Employers must remember to agree with your employees any new flexible furlough arrangements and confirm that agreement in writing.
Again, it is worth pointing out, you should engage the services of a suitable qualified HR specialist as these are all changes to an employee’s contract of employment.
Employers will be responsible for paying the tax and NICs due on the employee wages for the hours worked, the government will continue to pay the tax and NICs due on the employee wages for the hours not worked.
From August the level of the grant will slowly be tapered to reflect that employees will be returning to work. The employer will pay the employers NICs and pension contributions for the hours an employee does not work.

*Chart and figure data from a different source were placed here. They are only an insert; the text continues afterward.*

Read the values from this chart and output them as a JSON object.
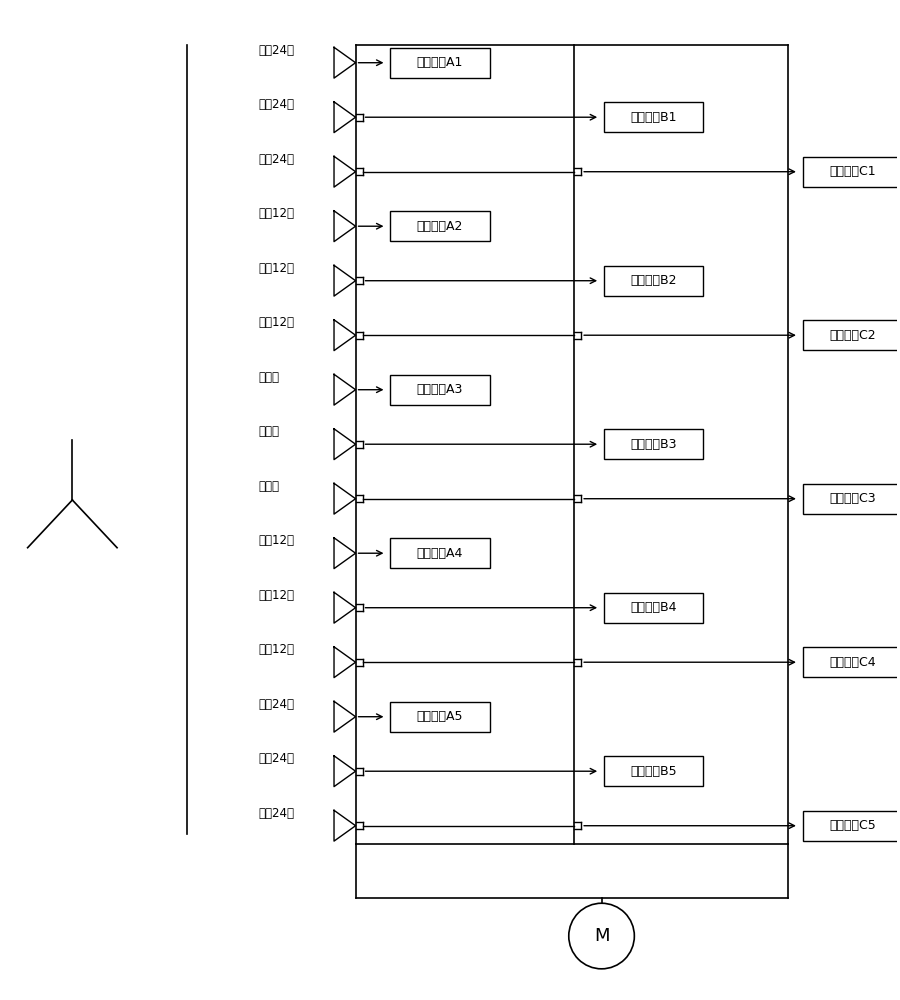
{
  "fig_width": 9.0,
  "fig_height": 10.0,
  "bg_color": "#ffffff",
  "phases": [
    "超前24度",
    "超前24度",
    "超前24度",
    "超前12度",
    "超前12度",
    "超前12度",
    "无相移",
    "无相移",
    "无相移",
    "滞后12度",
    "滞后12度",
    "滞后12度",
    "滞后24度",
    "滞后24度",
    "滞后24度"
  ],
  "units_A": [
    "功率单元A1",
    "功率单元A2",
    "功率单元A3",
    "功率单元A4",
    "功率单元A5"
  ],
  "units_B": [
    "功率单元B1",
    "功率单元B2",
    "功率单元B3",
    "功率单元B4",
    "功率单元B5"
  ],
  "units_C": [
    "功率单元C1",
    "功率单元C2",
    "功率单元C3",
    "功率单元C4",
    "功率单元C5"
  ],
  "motor_label": "M"
}
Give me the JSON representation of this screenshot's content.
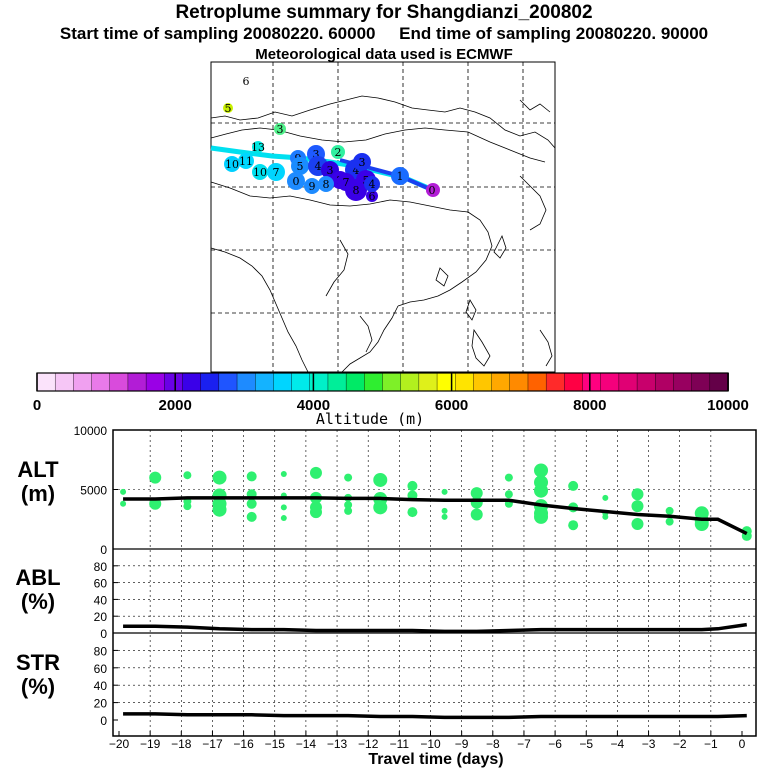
{
  "header": {
    "title": "Retroplume summary for Shangdianzi_200802",
    "subtitle_start": "Start time of sampling 20080220. 60000",
    "subtitle_end": "End time of sampling 20080220. 90000",
    "met_line": "Meteorological data used is ECMWF"
  },
  "map": {
    "plume_labels": [
      "6",
      "5",
      "3",
      "13",
      "2",
      "3",
      "11",
      "10",
      "9",
      "7",
      "10",
      "5",
      "4",
      "3",
      "4",
      "3",
      "2",
      "1",
      "1",
      "0",
      "9",
      "8",
      "7",
      "8",
      "5",
      "6",
      "4",
      "0"
    ],
    "station_marker": "0"
  },
  "colorbar": {
    "title": "Altitude (m)",
    "tick_labels": [
      "0",
      "2000",
      "4000",
      "6000",
      "8000",
      "10000"
    ],
    "min": 0,
    "max": 10000,
    "colors": [
      "#fbe3fb",
      "#f6c6f6",
      "#f0a0f0",
      "#e97ae9",
      "#d94bdc",
      "#b21dd6",
      "#9a00e6",
      "#6a00e6",
      "#3a00e8",
      "#1a20f0",
      "#1f55ff",
      "#1e8bff",
      "#14b3ff",
      "#00d5ff",
      "#00eaea",
      "#00f0c8",
      "#00ee99",
      "#00ea66",
      "#2fee30",
      "#7ef028",
      "#b2f01e",
      "#dff01a",
      "#ffff00",
      "#ffe400",
      "#ffc600",
      "#ffa800",
      "#ff8a00",
      "#ff6200",
      "#ff2a2a",
      "#ff0044",
      "#ff0080",
      "#f5007c",
      "#e00074",
      "#c8006c",
      "#b00064",
      "#980060",
      "#7e0055",
      "#640048"
    ]
  },
  "panels": {
    "alt_label": [
      "ALT",
      "(m)"
    ],
    "abl_label": [
      "ABL",
      "(%)"
    ],
    "str_label": [
      "STR",
      "(%)"
    ],
    "alt_ticks": [
      "0",
      "5000",
      "10000"
    ],
    "pct_ticks": [
      "0",
      "20",
      "40",
      "60",
      "80"
    ],
    "x_ticks": [
      "−20",
      "−19",
      "−18",
      "−17",
      "−16",
      "−15",
      "−14",
      "−13",
      "−12",
      "−11",
      "−10",
      "−9",
      "−8",
      "−7",
      "−6",
      "−5",
      "−4",
      "−3",
      "−2",
      "−1",
      "0"
    ],
    "xlabel": "Travel time (days)"
  },
  "chart_data": [
    {
      "type": "line",
      "title": "ALT (m)",
      "xlabel": "Travel time (days)",
      "ylabel": "ALT (m)",
      "xlim": [
        -20,
        0
      ],
      "ylim": [
        0,
        10000
      ],
      "x": [
        -19.5,
        -18.5,
        -17.5,
        -16.5,
        -15.5,
        -14.5,
        -13.5,
        -12.5,
        -11.5,
        -10.5,
        -9.5,
        -8.5,
        -7.5,
        -6.5,
        -5.5,
        -4.5,
        -3.5,
        -2.5,
        -1.5,
        -1.0,
        -0.1
      ],
      "series": [
        {
          "name": "mean altitude",
          "values": [
            4200,
            4200,
            4300,
            4300,
            4300,
            4300,
            4300,
            4250,
            4250,
            4150,
            4100,
            4100,
            4100,
            3700,
            3400,
            3150,
            2900,
            2750,
            2500,
            2500,
            1300
          ]
        }
      ],
      "scatter": [
        {
          "x": -19.5,
          "values": [
            4800,
            3800
          ]
        },
        {
          "x": -18.5,
          "values": [
            6000,
            3800
          ]
        },
        {
          "x": -17.5,
          "values": [
            6200,
            4000,
            3600
          ]
        },
        {
          "x": -16.5,
          "values": [
            6000,
            4500,
            3800,
            3300
          ]
        },
        {
          "x": -15.5,
          "values": [
            6100,
            4600,
            3800,
            2700
          ]
        },
        {
          "x": -14.5,
          "values": [
            6300,
            4500,
            3500,
            2600
          ]
        },
        {
          "x": -13.5,
          "values": [
            6400,
            4300,
            3500,
            3100
          ]
        },
        {
          "x": -12.5,
          "values": [
            6000,
            4300,
            3700,
            3200
          ]
        },
        {
          "x": -11.5,
          "values": [
            5800,
            4200,
            3500
          ]
        },
        {
          "x": -10.5,
          "values": [
            5300,
            4500,
            3100
          ]
        },
        {
          "x": -9.5,
          "values": [
            4800,
            3200,
            2700
          ]
        },
        {
          "x": -8.5,
          "values": [
            4700,
            3900,
            2900
          ]
        },
        {
          "x": -7.5,
          "values": [
            6000,
            4600,
            3800
          ]
        },
        {
          "x": -6.5,
          "values": [
            6600,
            5600,
            4900,
            3600,
            3000,
            2700
          ]
        },
        {
          "x": -5.5,
          "values": [
            5300,
            3500,
            2000
          ]
        },
        {
          "x": -4.5,
          "values": [
            4300,
            3000,
            2700
          ]
        },
        {
          "x": -3.5,
          "values": [
            4600,
            3600,
            2100
          ]
        },
        {
          "x": -2.5,
          "values": [
            3200,
            2300
          ]
        },
        {
          "x": -1.5,
          "values": [
            3000,
            2400,
            2100
          ]
        },
        {
          "x": -0.1,
          "values": [
            1500,
            1100
          ]
        }
      ]
    },
    {
      "type": "line",
      "title": "ABL (%)",
      "xlabel": "Travel time (days)",
      "ylabel": "ABL (%)",
      "xlim": [
        -20,
        0
      ],
      "ylim": [
        0,
        100
      ],
      "x": [
        -19.5,
        -18.5,
        -17.5,
        -16.5,
        -15.5,
        -14.5,
        -13.5,
        -12.5,
        -11.5,
        -10.5,
        -9.5,
        -8.5,
        -7.5,
        -6.5,
        -5.5,
        -4.5,
        -3.5,
        -2.5,
        -1.5,
        -1.0,
        -0.1
      ],
      "series": [
        {
          "name": "ABL fraction",
          "values": [
            8,
            8,
            7,
            5,
            4,
            4,
            3,
            3,
            3,
            3,
            2,
            2,
            3,
            4,
            4,
            4,
            4,
            4,
            4,
            5,
            10
          ]
        }
      ]
    },
    {
      "type": "line",
      "title": "STR (%)",
      "xlabel": "Travel time (days)",
      "ylabel": "STR (%)",
      "xlim": [
        -20,
        0
      ],
      "ylim": [
        0,
        100
      ],
      "x": [
        -19.5,
        -18.5,
        -17.5,
        -16.5,
        -15.5,
        -14.5,
        -13.5,
        -12.5,
        -11.5,
        -10.5,
        -9.5,
        -8.5,
        -7.5,
        -6.5,
        -5.5,
        -4.5,
        -3.5,
        -2.5,
        -1.5,
        -1.0,
        -0.1
      ],
      "series": [
        {
          "name": "stratospheric fraction",
          "values": [
            7,
            7,
            6,
            6,
            6,
            5,
            5,
            5,
            4,
            4,
            3,
            3,
            3,
            4,
            4,
            4,
            4,
            4,
            4,
            4,
            5
          ]
        }
      ]
    }
  ]
}
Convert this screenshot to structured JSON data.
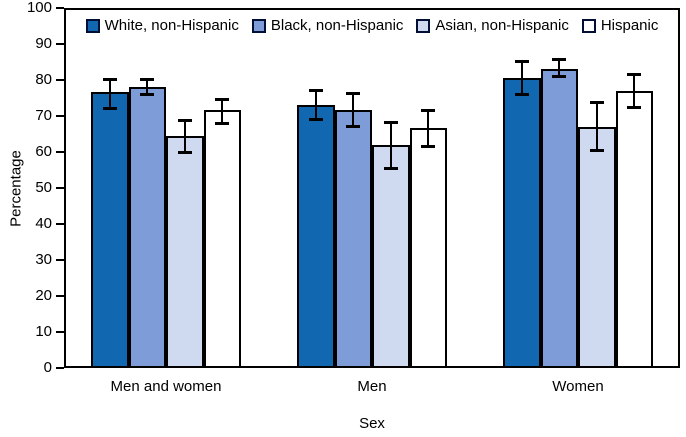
{
  "chart_data": {
    "type": "bar",
    "title": "",
    "xlabel": "Sex",
    "ylabel": "Percentage",
    "ylim": [
      0,
      100
    ],
    "ytick_step": 10,
    "grid": false,
    "legend_position": "top-center-inside",
    "error_bars": true,
    "categories": [
      "Men and women",
      "Men",
      "Women"
    ],
    "series": [
      {
        "name": "White, non-Hispanic",
        "color": "#1168B1",
        "values": [
          76,
          72.5,
          80
        ],
        "ci_low": [
          71,
          68,
          75
        ],
        "ci_high": [
          80,
          77,
          85
        ]
      },
      {
        "name": "Black, non-Hispanic",
        "color": "#7E9CD8",
        "values": [
          77.5,
          71,
          82.5
        ],
        "ci_low": [
          75,
          66,
          80
        ],
        "ci_high": [
          80,
          76,
          85.5
        ]
      },
      {
        "name": "Asian, non-Hispanic",
        "color": "#CFDAF1",
        "values": [
          64,
          61.5,
          66.5
        ],
        "ci_low": [
          59,
          54.5,
          59.5
        ],
        "ci_high": [
          68.5,
          68,
          73.5
        ]
      },
      {
        "name": "Hispanic",
        "color": "#FFFFFF",
        "values": [
          71,
          66,
          76.5
        ],
        "ci_low": [
          67,
          60.5,
          71.5
        ],
        "ci_high": [
          74.5,
          71.5,
          81.5
        ]
      }
    ],
    "style": {
      "axis_color": "#000000",
      "bar_border_color": "#000000",
      "error_bar_color": "#000000",
      "text_color": "#000000",
      "background": "#FFFFFF"
    }
  }
}
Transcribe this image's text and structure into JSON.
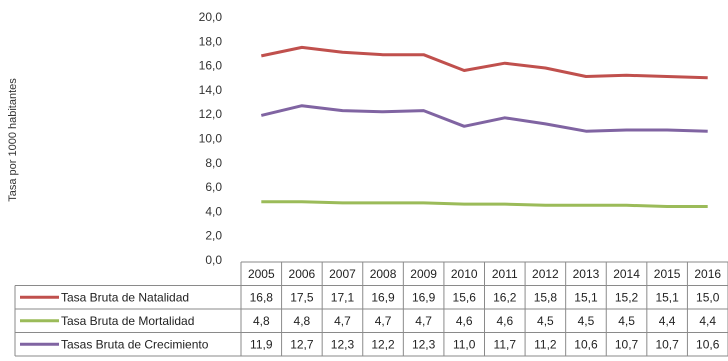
{
  "chart_data": {
    "type": "line",
    "ylabel": "Tasa por 1000 habitantes",
    "ylim": [
      0,
      20
    ],
    "yticks": [
      "0,0",
      "2,0",
      "4,0",
      "6,0",
      "8,0",
      "10,0",
      "12,0",
      "14,0",
      "16,0",
      "18,0",
      "20,0"
    ],
    "categories": [
      "2005",
      "2006",
      "2007",
      "2008",
      "2009",
      "2010",
      "2011",
      "2012",
      "2013",
      "2014",
      "2015",
      "2016"
    ],
    "grid": false,
    "legend": "data-table",
    "series": [
      {
        "name": "Tasa Bruta de Natalidad",
        "color": "#c0504d",
        "values": [
          16.8,
          17.5,
          17.1,
          16.9,
          16.9,
          15.6,
          16.2,
          15.8,
          15.1,
          15.2,
          15.1,
          15.0
        ],
        "labels": [
          "16,8",
          "17,5",
          "17,1",
          "16,9",
          "16,9",
          "15,6",
          "16,2",
          "15,8",
          "15,1",
          "15,2",
          "15,1",
          "15,0"
        ]
      },
      {
        "name": "Tasa Bruta de Mortalidad",
        "color": "#9bbb59",
        "values": [
          4.8,
          4.8,
          4.7,
          4.7,
          4.7,
          4.6,
          4.6,
          4.5,
          4.5,
          4.5,
          4.4,
          4.4
        ],
        "labels": [
          "4,8",
          "4,8",
          "4,7",
          "4,7",
          "4,7",
          "4,6",
          "4,6",
          "4,5",
          "4,5",
          "4,5",
          "4,4",
          "4,4"
        ]
      },
      {
        "name": "Tasas Bruta de Crecimiento",
        "color": "#8064a2",
        "values": [
          11.9,
          12.7,
          12.3,
          12.2,
          12.3,
          11.0,
          11.7,
          11.2,
          10.6,
          10.7,
          10.7,
          10.6
        ],
        "labels": [
          "11,9",
          "12,7",
          "12,3",
          "12,2",
          "12,3",
          "11,0",
          "11,7",
          "11,2",
          "10,6",
          "10,7",
          "10,7",
          "10,6"
        ]
      }
    ]
  }
}
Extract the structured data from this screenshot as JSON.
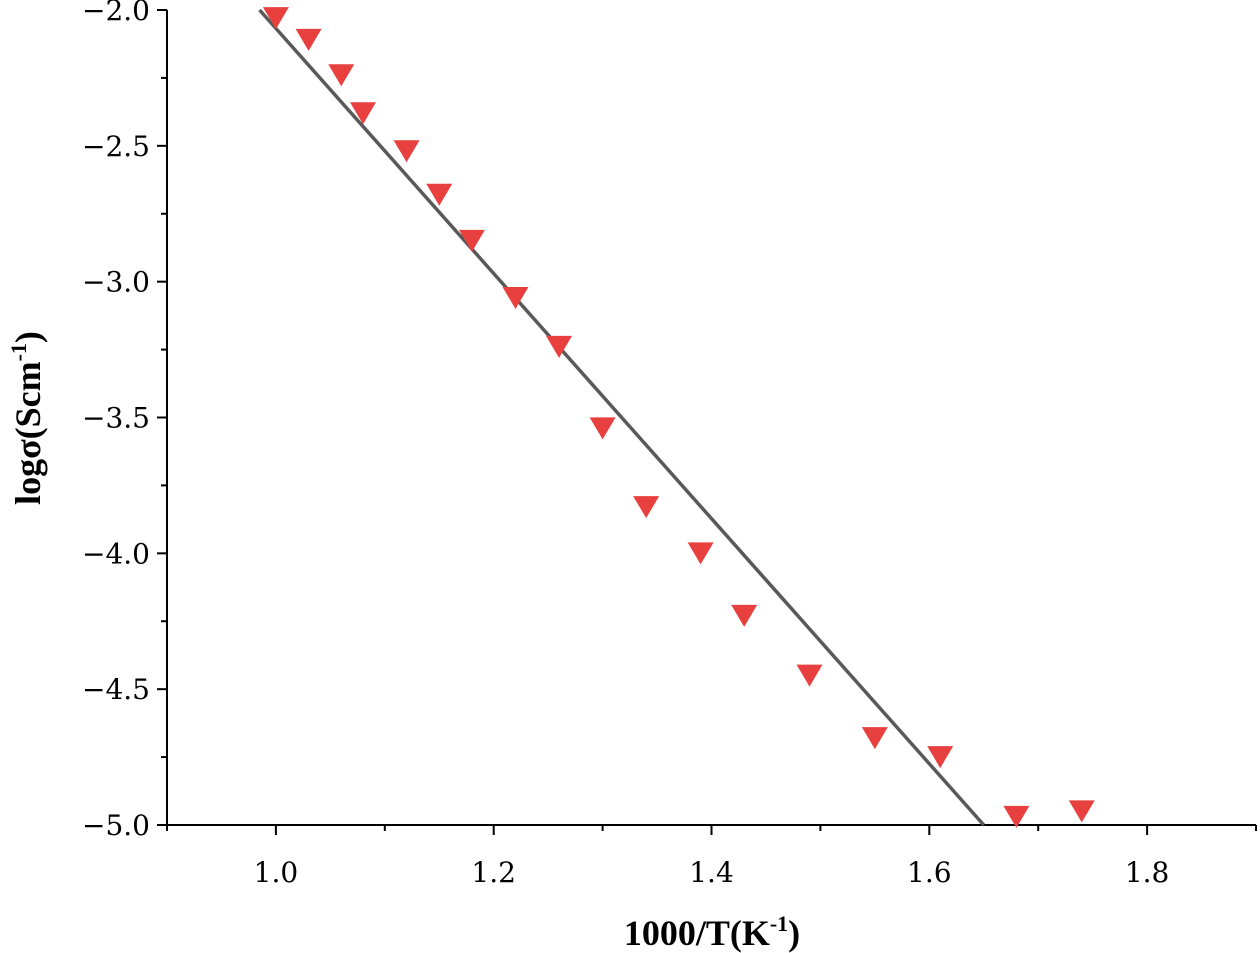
{
  "chart_data": {
    "type": "scatter",
    "xlabel": "1000/T(K",
    "xlabel_sup": "-1",
    "xlabel_close": ")",
    "ylabel": "logσ(Scm",
    "ylabel_sup": "-1",
    "ylabel_close": ")",
    "xlim": [
      0.9,
      1.9
    ],
    "ylim": [
      -5.0,
      -2.0
    ],
    "xticks": [
      1.0,
      1.2,
      1.4,
      1.6,
      1.8
    ],
    "xtick_labels": [
      "1.0",
      "1.2",
      "1.4",
      "1.6",
      "1.8"
    ],
    "yticks": [
      -2.0,
      -2.5,
      -3.0,
      -3.5,
      -4.0,
      -4.5,
      -5.0
    ],
    "ytick_labels": [
      "−2.0",
      "−2.5",
      "−3.0",
      "−3.5",
      "−4.0",
      "−4.5",
      "−5.0"
    ],
    "grid": false,
    "legend": "none",
    "series": [
      {
        "kind": "scatter",
        "marker": "triangle-down",
        "color": "#e8403f",
        "x": [
          1.0,
          1.03,
          1.06,
          1.08,
          1.12,
          1.15,
          1.18,
          1.22,
          1.26,
          1.3,
          1.34,
          1.39,
          1.43,
          1.49,
          1.55,
          1.61,
          1.68,
          1.74
        ],
        "y": [
          -2.03,
          -2.11,
          -2.24,
          -2.38,
          -2.52,
          -2.68,
          -2.85,
          -3.06,
          -3.24,
          -3.54,
          -3.83,
          -4.0,
          -4.23,
          -4.45,
          -4.68,
          -4.75,
          -4.97,
          -4.95
        ]
      },
      {
        "kind": "line",
        "color": "#595959",
        "x": [
          0.985,
          1.65
        ],
        "y": [
          -2.0,
          -5.0
        ]
      }
    ]
  }
}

The government will reduce its percentage from 80% to 70% of wages up to a cap of £2,187.50 (reduced from £2,500) for the hours and employee does not work. Employers will pay ER NICs and pension contributions and 10% of wages to make up 80% of the total up to a cap of £2,500.
The government will reduce its percentage further to 60% of wages to a cap of £1,875 for the hours and employee does not work. Employers will pay ER NICs and pension contributions and 20% of wages to make up 80% total up to a cap of £2,500.
As with the previous scheme, from 1 July 2020 employers can still choose to top up employee wages above the scheme grant to 100% of their wages at their own expense if they wish.
More specific details and information about the changes to the scheme will be made available from 12 June 2020, we will update you further after this date.
A point to note, 1 million employers have used the scheme, protecting 8.4 million jobs, worth a total of £15 billion in claims.